Menurut dia, banyak perusahaan Israel yang berusaha 'keluar' atau berinvestasi pada perusahaan di luar negara itu. Contohnya Wiz, perusahaan digital yang berharap segera diakusisi Google.
Sayangnya, Google nampaknya menarik minatnya seiring dengan ketatnya tekanan terhadap Israel yang berdampak pada afiliasi negara itu.
"Google membatalkan kesepakatan ini. Mereka tidak ingin melakukan investasi semacam itu," kata dia.

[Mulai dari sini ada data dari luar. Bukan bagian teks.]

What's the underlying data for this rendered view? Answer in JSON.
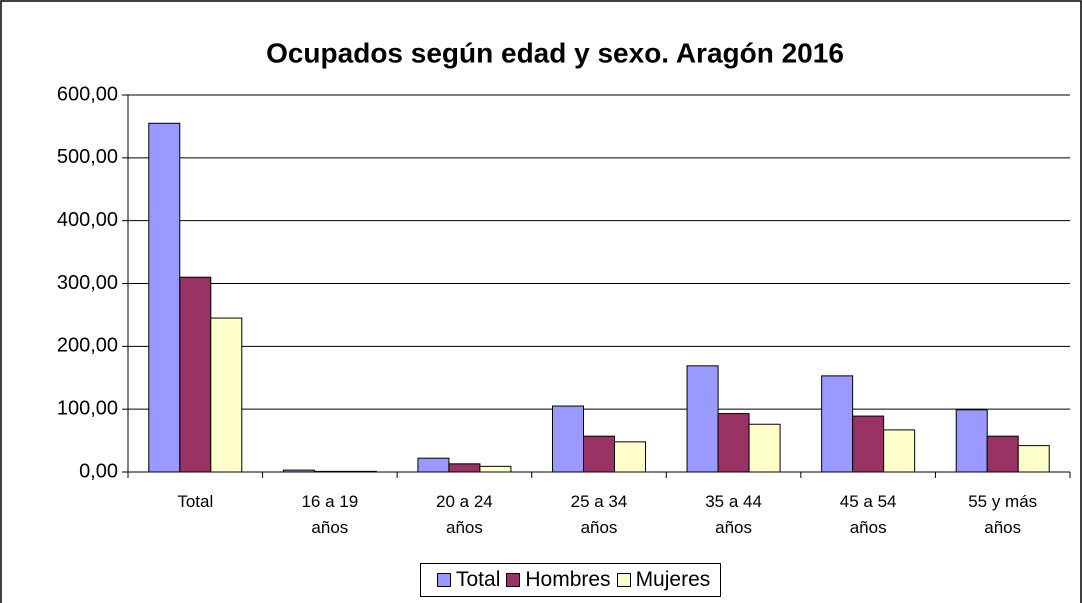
{
  "chart_data": {
    "type": "bar",
    "title": "Ocupados según edad y sexo. Aragón 2016",
    "categories": [
      "Total",
      "16 a 19\naños",
      "20 a 24\naños",
      "25 a 34\naños",
      "35 a 44\naños",
      "45 a 54\naños",
      "55 y más\naños"
    ],
    "series": [
      {
        "name": "Total",
        "color": "#9999ff",
        "values": [
          555,
          3,
          22,
          105,
          169,
          153,
          99
        ]
      },
      {
        "name": "Hombres",
        "color": "#993366",
        "values": [
          310,
          1,
          13,
          57,
          93,
          89,
          57
        ]
      },
      {
        "name": "Mujeres",
        "color": "#ffffcc",
        "values": [
          245,
          1,
          9,
          48,
          76,
          67,
          42
        ]
      }
    ],
    "ylim": [
      0,
      600
    ],
    "yticks": [
      {
        "value": 0,
        "label": "0,00"
      },
      {
        "value": 100,
        "label": "100,00"
      },
      {
        "value": 200,
        "label": "200,00"
      },
      {
        "value": 300,
        "label": "300,00"
      },
      {
        "value": 400,
        "label": "400,00"
      },
      {
        "value": 500,
        "label": "500,00"
      },
      {
        "value": 600,
        "label": "600,00"
      }
    ],
    "grid": true,
    "legend": "bottom"
  }
}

Ekonomi Israel, kata Hever, bekerja dalam keadaan darurat yang konstan, yang merupakan satu-satunya hal yang mencegah keruntuhan total.
"Orang-orang ingin ada pemilu. Mereka ingin ada proses penyelidikan semua korupsi dan kasus-kasus. Tapi selama situasi militer dan keamanan begitu sulit dan begitu dalam momen darurat, semua ini ditunda" ujarnya.

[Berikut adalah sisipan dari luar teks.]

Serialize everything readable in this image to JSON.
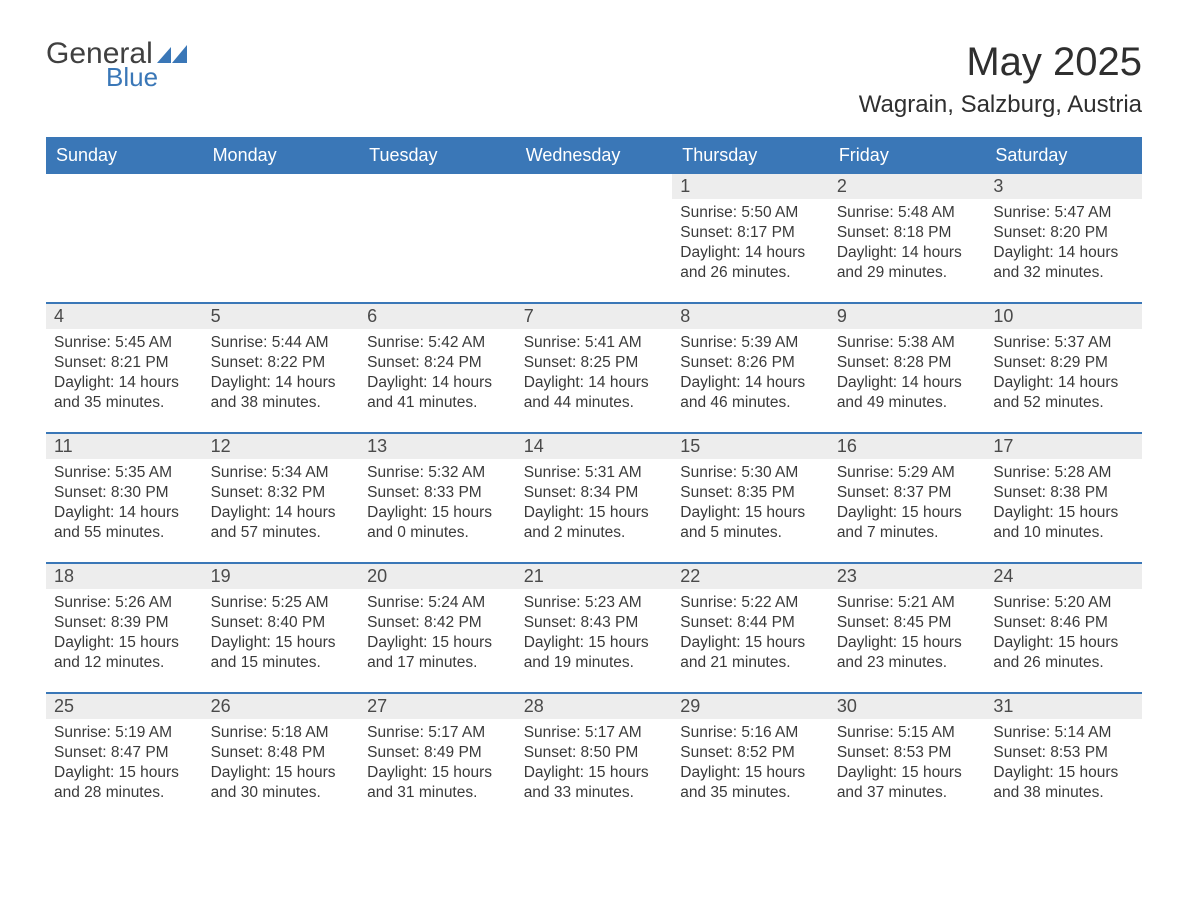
{
  "logo": {
    "general": "General",
    "blue": "Blue",
    "accent_color": "#3a77b7"
  },
  "title": "May 2025",
  "location": "Wagrain, Salzburg, Austria",
  "colors": {
    "header_bg": "#3a77b7",
    "header_text": "#ffffff",
    "daynum_bg": "#ededed",
    "row_border": "#3a77b7",
    "body_text": "#3a3a3a",
    "page_bg": "#ffffff"
  },
  "day_headers": [
    "Sunday",
    "Monday",
    "Tuesday",
    "Wednesday",
    "Thursday",
    "Friday",
    "Saturday"
  ],
  "weeks": [
    [
      null,
      null,
      null,
      null,
      {
        "day": "1",
        "sunrise": "Sunrise: 5:50 AM",
        "sunset": "Sunset: 8:17 PM",
        "daylight1": "Daylight: 14 hours",
        "daylight2": "and 26 minutes."
      },
      {
        "day": "2",
        "sunrise": "Sunrise: 5:48 AM",
        "sunset": "Sunset: 8:18 PM",
        "daylight1": "Daylight: 14 hours",
        "daylight2": "and 29 minutes."
      },
      {
        "day": "3",
        "sunrise": "Sunrise: 5:47 AM",
        "sunset": "Sunset: 8:20 PM",
        "daylight1": "Daylight: 14 hours",
        "daylight2": "and 32 minutes."
      }
    ],
    [
      {
        "day": "4",
        "sunrise": "Sunrise: 5:45 AM",
        "sunset": "Sunset: 8:21 PM",
        "daylight1": "Daylight: 14 hours",
        "daylight2": "and 35 minutes."
      },
      {
        "day": "5",
        "sunrise": "Sunrise: 5:44 AM",
        "sunset": "Sunset: 8:22 PM",
        "daylight1": "Daylight: 14 hours",
        "daylight2": "and 38 minutes."
      },
      {
        "day": "6",
        "sunrise": "Sunrise: 5:42 AM",
        "sunset": "Sunset: 8:24 PM",
        "daylight1": "Daylight: 14 hours",
        "daylight2": "and 41 minutes."
      },
      {
        "day": "7",
        "sunrise": "Sunrise: 5:41 AM",
        "sunset": "Sunset: 8:25 PM",
        "daylight1": "Daylight: 14 hours",
        "daylight2": "and 44 minutes."
      },
      {
        "day": "8",
        "sunrise": "Sunrise: 5:39 AM",
        "sunset": "Sunset: 8:26 PM",
        "daylight1": "Daylight: 14 hours",
        "daylight2": "and 46 minutes."
      },
      {
        "day": "9",
        "sunrise": "Sunrise: 5:38 AM",
        "sunset": "Sunset: 8:28 PM",
        "daylight1": "Daylight: 14 hours",
        "daylight2": "and 49 minutes."
      },
      {
        "day": "10",
        "sunrise": "Sunrise: 5:37 AM",
        "sunset": "Sunset: 8:29 PM",
        "daylight1": "Daylight: 14 hours",
        "daylight2": "and 52 minutes."
      }
    ],
    [
      {
        "day": "11",
        "sunrise": "Sunrise: 5:35 AM",
        "sunset": "Sunset: 8:30 PM",
        "daylight1": "Daylight: 14 hours",
        "daylight2": "and 55 minutes."
      },
      {
        "day": "12",
        "sunrise": "Sunrise: 5:34 AM",
        "sunset": "Sunset: 8:32 PM",
        "daylight1": "Daylight: 14 hours",
        "daylight2": "and 57 minutes."
      },
      {
        "day": "13",
        "sunrise": "Sunrise: 5:32 AM",
        "sunset": "Sunset: 8:33 PM",
        "daylight1": "Daylight: 15 hours",
        "daylight2": "and 0 minutes."
      },
      {
        "day": "14",
        "sunrise": "Sunrise: 5:31 AM",
        "sunset": "Sunset: 8:34 PM",
        "daylight1": "Daylight: 15 hours",
        "daylight2": "and 2 minutes."
      },
      {
        "day": "15",
        "sunrise": "Sunrise: 5:30 AM",
        "sunset": "Sunset: 8:35 PM",
        "daylight1": "Daylight: 15 hours",
        "daylight2": "and 5 minutes."
      },
      {
        "day": "16",
        "sunrise": "Sunrise: 5:29 AM",
        "sunset": "Sunset: 8:37 PM",
        "daylight1": "Daylight: 15 hours",
        "daylight2": "and 7 minutes."
      },
      {
        "day": "17",
        "sunrise": "Sunrise: 5:28 AM",
        "sunset": "Sunset: 8:38 PM",
        "daylight1": "Daylight: 15 hours",
        "daylight2": "and 10 minutes."
      }
    ],
    [
      {
        "day": "18",
        "sunrise": "Sunrise: 5:26 AM",
        "sunset": "Sunset: 8:39 PM",
        "daylight1": "Daylight: 15 hours",
        "daylight2": "and 12 minutes."
      },
      {
        "day": "19",
        "sunrise": "Sunrise: 5:25 AM",
        "sunset": "Sunset: 8:40 PM",
        "daylight1": "Daylight: 15 hours",
        "daylight2": "and 15 minutes."
      },
      {
        "day": "20",
        "sunrise": "Sunrise: 5:24 AM",
        "sunset": "Sunset: 8:42 PM",
        "daylight1": "Daylight: 15 hours",
        "daylight2": "and 17 minutes."
      },
      {
        "day": "21",
        "sunrise": "Sunrise: 5:23 AM",
        "sunset": "Sunset: 8:43 PM",
        "daylight1": "Daylight: 15 hours",
        "daylight2": "and 19 minutes."
      },
      {
        "day": "22",
        "sunrise": "Sunrise: 5:22 AM",
        "sunset": "Sunset: 8:44 PM",
        "daylight1": "Daylight: 15 hours",
        "daylight2": "and 21 minutes."
      },
      {
        "day": "23",
        "sunrise": "Sunrise: 5:21 AM",
        "sunset": "Sunset: 8:45 PM",
        "daylight1": "Daylight: 15 hours",
        "daylight2": "and 23 minutes."
      },
      {
        "day": "24",
        "sunrise": "Sunrise: 5:20 AM",
        "sunset": "Sunset: 8:46 PM",
        "daylight1": "Daylight: 15 hours",
        "daylight2": "and 26 minutes."
      }
    ],
    [
      {
        "day": "25",
        "sunrise": "Sunrise: 5:19 AM",
        "sunset": "Sunset: 8:47 PM",
        "daylight1": "Daylight: 15 hours",
        "daylight2": "and 28 minutes."
      },
      {
        "day": "26",
        "sunrise": "Sunrise: 5:18 AM",
        "sunset": "Sunset: 8:48 PM",
        "daylight1": "Daylight: 15 hours",
        "daylight2": "and 30 minutes."
      },
      {
        "day": "27",
        "sunrise": "Sunrise: 5:17 AM",
        "sunset": "Sunset: 8:49 PM",
        "daylight1": "Daylight: 15 hours",
        "daylight2": "and 31 minutes."
      },
      {
        "day": "28",
        "sunrise": "Sunrise: 5:17 AM",
        "sunset": "Sunset: 8:50 PM",
        "daylight1": "Daylight: 15 hours",
        "daylight2": "and 33 minutes."
      },
      {
        "day": "29",
        "sunrise": "Sunrise: 5:16 AM",
        "sunset": "Sunset: 8:52 PM",
        "daylight1": "Daylight: 15 hours",
        "daylight2": "and 35 minutes."
      },
      {
        "day": "30",
        "sunrise": "Sunrise: 5:15 AM",
        "sunset": "Sunset: 8:53 PM",
        "daylight1": "Daylight: 15 hours",
        "daylight2": "and 37 minutes."
      },
      {
        "day": "31",
        "sunrise": "Sunrise: 5:14 AM",
        "sunset": "Sunset: 8:53 PM",
        "daylight1": "Daylight: 15 hours",
        "daylight2": "and 38 minutes."
      }
    ]
  ]
}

Pukulan lain terhadap ekonomi Israel adalah gerakan Boikot, Divestasi, dan Sanksi (BDS) global, yang menurut Hever tidak pernah sebanyak dan sekuat saat ini.
Israel, kata dia, berada di sekitar tahap ketiga dan terakhir sanksi. Sanksi tersebut bisa membuat perdagangan Israel dengan negara-negara lain kian terancam. Dampaknya terhadap ekonomi negara itu tidak main-main.
"Ekonomi Israel sangat bergantung pada perdagangan internasional dan perjanjian internasional. Mitra dagang terbesar mereka adalah Uni Eropa."
Keputusan Mahkamah Internasional pada 19 Juli menyatakan bahwa pendudukan Israel atas wilayah Palestina tidak sah dan "membantu pendudukan adalah kejahatan perang," ujarnya.